C'était à Wolmar. Je traversais la galerie d'Achille. J'ai entendu le bruit d'une porte, et il n'y a qu'elle qui ose claquer les portes de cette façon. Je me suis caché derrière le socle de la statue. Les chevilles et les jambes d'Achille formaient une grande lyre de vide. A travers cette lyre, je voyais toute la galerie en perspective et la reine au bout qui grandissait en marchant sur moi. Elle marchait sur moi, Édith, seule au monde. J'étais le chasseur en train de viser un gibier qui se croit invisible et qui ne pense pas qu'il existe des hommes. Elle avançait sans éventail et sans voile.
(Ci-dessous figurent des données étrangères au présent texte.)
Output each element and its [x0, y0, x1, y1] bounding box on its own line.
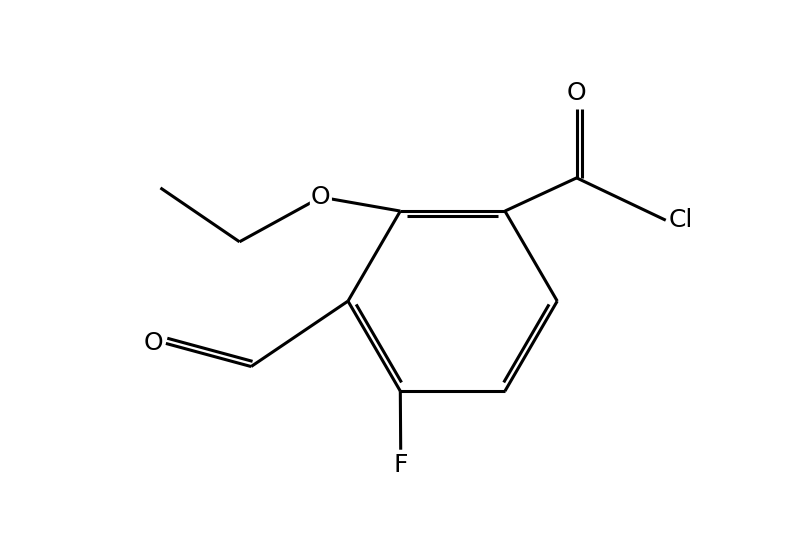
Text: Cl: Cl — [669, 208, 694, 232]
Text: F: F — [394, 453, 408, 477]
Text: O: O — [567, 81, 586, 105]
Text: O: O — [311, 185, 330, 209]
Text: O: O — [143, 331, 162, 355]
Une longue, longue robe noire et sa tête si haute, si pâle, si petite, si détachée, qu'elle ressemblait à ces têtes d'aristocrates que la foule des révolutions porte au bout d'une pique. La reine devait souffrir de quelque souffrance affreuse. Ses mains avaient l'air de fermer de force la bouche d'une blessure en train d'appeler au secours. Elle les écrasait contre sa poitrine. Elle trébuchait. Elle approchait. Elle regardait ma cachette. Pendant une seconde insupportable elle s'arrêta.
Voulait-elle se rendre vers un souvenir de Frédéric et n'en eut-elle pas le courage? Elle, la courageuse, elle s'appuya contre une des grandes glaces, chancela, se redressa, hésita et, de dos, avec cette même démarche de somnambule, s'en retourna vers la porte par laquelle je l'avais vue venir.